The Draft Presidential Memorandum Games
McNamara applied operations research and systems analysis from his days in the Air Force and at Ford Motor Company to right-size Department of Defense programs, increase Defense efficiency, and address re-allocations of the Defense budget. Each functional group within the Whiz Kids was tasked with an annual major issue to be analyzed throughout the year for inclusion into a Draft Presidential Memorandum. If McNamara liked the study, he would forward it to the services for their inputs and then send the Memorandum to the President with recommendations derived from those inputs.

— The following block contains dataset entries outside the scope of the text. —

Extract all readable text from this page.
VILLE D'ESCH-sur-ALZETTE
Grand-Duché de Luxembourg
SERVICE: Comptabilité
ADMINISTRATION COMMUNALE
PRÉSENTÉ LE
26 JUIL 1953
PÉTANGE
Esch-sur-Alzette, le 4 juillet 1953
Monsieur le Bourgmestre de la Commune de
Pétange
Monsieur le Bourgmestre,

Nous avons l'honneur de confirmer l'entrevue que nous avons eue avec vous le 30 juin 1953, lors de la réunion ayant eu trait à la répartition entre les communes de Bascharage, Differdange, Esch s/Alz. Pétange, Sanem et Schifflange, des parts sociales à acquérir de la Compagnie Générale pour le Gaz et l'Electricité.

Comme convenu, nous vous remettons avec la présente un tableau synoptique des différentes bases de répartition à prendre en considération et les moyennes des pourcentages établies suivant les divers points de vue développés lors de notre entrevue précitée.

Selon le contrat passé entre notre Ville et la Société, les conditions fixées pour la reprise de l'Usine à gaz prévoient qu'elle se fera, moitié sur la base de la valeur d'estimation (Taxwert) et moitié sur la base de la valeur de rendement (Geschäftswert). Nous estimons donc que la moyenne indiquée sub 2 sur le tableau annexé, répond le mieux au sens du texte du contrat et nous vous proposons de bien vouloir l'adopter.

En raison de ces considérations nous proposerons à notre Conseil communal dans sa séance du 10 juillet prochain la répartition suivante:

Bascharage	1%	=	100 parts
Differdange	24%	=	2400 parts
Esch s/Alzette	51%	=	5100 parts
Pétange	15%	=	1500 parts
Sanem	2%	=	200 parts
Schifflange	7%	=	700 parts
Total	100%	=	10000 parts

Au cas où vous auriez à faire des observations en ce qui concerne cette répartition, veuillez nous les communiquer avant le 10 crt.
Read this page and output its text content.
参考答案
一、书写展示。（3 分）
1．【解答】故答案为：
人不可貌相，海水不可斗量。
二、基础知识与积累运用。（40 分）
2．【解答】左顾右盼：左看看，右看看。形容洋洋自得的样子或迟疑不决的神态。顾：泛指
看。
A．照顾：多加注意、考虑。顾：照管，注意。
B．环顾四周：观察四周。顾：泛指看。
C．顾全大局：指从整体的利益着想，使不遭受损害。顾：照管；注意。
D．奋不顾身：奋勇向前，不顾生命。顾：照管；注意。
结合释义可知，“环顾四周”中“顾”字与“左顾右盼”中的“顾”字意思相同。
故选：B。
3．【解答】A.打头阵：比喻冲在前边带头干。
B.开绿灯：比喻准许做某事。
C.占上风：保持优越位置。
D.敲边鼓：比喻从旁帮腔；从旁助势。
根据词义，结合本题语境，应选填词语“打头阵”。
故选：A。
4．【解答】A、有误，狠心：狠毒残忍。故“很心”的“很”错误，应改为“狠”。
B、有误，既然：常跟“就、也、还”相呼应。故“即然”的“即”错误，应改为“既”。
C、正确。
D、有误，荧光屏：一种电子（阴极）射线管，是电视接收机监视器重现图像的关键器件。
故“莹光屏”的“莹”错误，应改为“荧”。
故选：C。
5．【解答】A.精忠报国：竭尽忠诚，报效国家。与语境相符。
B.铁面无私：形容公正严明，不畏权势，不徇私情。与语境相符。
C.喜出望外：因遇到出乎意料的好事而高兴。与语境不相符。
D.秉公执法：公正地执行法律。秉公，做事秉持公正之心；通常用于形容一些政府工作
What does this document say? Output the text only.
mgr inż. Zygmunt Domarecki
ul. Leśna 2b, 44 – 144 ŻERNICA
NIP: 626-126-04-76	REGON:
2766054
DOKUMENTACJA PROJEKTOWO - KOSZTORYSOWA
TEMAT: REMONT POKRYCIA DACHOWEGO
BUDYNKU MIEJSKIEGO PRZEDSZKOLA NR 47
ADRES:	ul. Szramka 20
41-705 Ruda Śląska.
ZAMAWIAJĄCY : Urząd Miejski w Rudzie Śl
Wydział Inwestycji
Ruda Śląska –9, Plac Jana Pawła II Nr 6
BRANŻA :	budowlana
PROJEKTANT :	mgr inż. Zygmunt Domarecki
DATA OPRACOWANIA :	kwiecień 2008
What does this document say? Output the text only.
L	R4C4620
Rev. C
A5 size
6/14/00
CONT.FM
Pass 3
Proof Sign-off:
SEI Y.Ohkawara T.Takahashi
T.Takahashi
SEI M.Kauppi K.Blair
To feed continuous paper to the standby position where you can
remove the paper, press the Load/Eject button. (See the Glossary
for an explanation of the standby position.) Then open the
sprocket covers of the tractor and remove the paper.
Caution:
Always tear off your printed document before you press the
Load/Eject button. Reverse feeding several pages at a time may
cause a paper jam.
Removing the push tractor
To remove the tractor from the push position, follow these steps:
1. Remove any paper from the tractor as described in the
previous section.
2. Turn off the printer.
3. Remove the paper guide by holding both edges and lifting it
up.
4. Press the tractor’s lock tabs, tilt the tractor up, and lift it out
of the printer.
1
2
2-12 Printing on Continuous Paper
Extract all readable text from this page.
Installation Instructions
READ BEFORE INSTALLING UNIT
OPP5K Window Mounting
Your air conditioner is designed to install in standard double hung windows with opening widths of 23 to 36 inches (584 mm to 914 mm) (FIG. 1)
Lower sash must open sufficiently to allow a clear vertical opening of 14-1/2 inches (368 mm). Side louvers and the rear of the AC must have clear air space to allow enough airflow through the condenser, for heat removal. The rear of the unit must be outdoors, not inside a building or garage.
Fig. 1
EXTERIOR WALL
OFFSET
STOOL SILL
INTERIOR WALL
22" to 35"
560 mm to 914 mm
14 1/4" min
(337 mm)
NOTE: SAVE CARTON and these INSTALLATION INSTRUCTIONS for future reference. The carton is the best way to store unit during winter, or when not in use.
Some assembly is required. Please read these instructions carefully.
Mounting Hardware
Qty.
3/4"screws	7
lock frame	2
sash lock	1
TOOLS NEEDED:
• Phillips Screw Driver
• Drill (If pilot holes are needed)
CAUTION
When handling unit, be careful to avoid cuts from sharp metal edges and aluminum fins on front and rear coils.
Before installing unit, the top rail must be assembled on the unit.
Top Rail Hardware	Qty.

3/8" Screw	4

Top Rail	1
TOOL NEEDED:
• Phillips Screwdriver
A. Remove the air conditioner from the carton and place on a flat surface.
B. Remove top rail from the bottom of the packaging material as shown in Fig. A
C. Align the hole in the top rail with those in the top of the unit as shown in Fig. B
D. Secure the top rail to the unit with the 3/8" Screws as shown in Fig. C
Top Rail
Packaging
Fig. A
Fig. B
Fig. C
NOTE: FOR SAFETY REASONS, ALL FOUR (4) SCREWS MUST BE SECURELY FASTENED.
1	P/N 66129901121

Tactical Transport Conundrum
As the new kid on the block in the Strategic Transportation Group, Pierre’s assignment was to undertake the group’s first analysis of the intra-theater transport section. Until that time, the group focused on the more glamorous area of inter-theater transportation, essentially doing computer analysis of the optimum mix of large cargo airplanes and rapid deployment ships to meet a 60-day deployment schedule supporting a major NATO conflict simultaneously with a 90-day schedule for a smaller Asian scenario. Pierre’s assigned area was Air and Ground Transportation for moving people, ammunition and supplies within a tactical theater. Though the group looked down on these messy, ill-defined tactical problems, the area fascinated Pierre and he spent 1966 studying McNamara’s first intra-theater question: “We have 1500 C-130s on hand or ordered. Are these too many or too few, and is the DoD spending too little or too much on them.”
Picking Apart the Hercules
Pierre spent the year studying the in-theater daily missions for C-130s and the emergency re-supply needed for forward troops in trouble. By working with Air Force Transportation Command, loadmasters, and unprepared field specialists, Pierre garnered an understanding of the cargo, tonnages, loading problems, and the critical airfield constraints upon effectively utilizing the C-130. Through meticulous research, Pierre discovered many inappropriate C-130 uses and found that the existing airlifters lacked sufficient short field takeoff and dirt / rough field landing capabilities.
Findings and Recommendations
In answering the McNamara question Pierre recommended cutting the total C-130 inventory number by half to 750 and dramatically upgrading all 750 remaining C-130s. He suggested totally refurbishing these aircraft with more powerful Allison engines, deeper biting propellers, better landing flaps, and completely revamped landing gear suitable for rough and muddy dirt runways. Naturally, the Air Force fought the proposal and Lockheed eventually designed a new model with engineering implementing some of those recommendations. Though McNamara approved the study, he was unable to politically achieve the recommended inventory cuts. Pierre’s change-agent reputation and independently critical attitude got him fired and moved to another group within the Whiz Kids.
How to Become a Public Enemy
At the beginning of 1967, Pierre transferred to the NATO Group under Charles Rossotti, a practical Harvard business school grad that became Deputy Assistant Secretary of Defense for Systems Analysis at 29 years old. The group had been successfully analyzing the U.S. ground and naval forces committed to NATO support but needed someone that understood tactical aviation to study NATO’S U.S. and allied air force needs. The McNamara question for the year was to determine whether USAF tactical aircraft earmarked for NATO were too few or too many, whether we were buying the right kind of fighters, and whether we were spending too much or not enough. Pierre spent the next year analyzing this problem that involved as many as 5,000 U.S. and allied aircraft.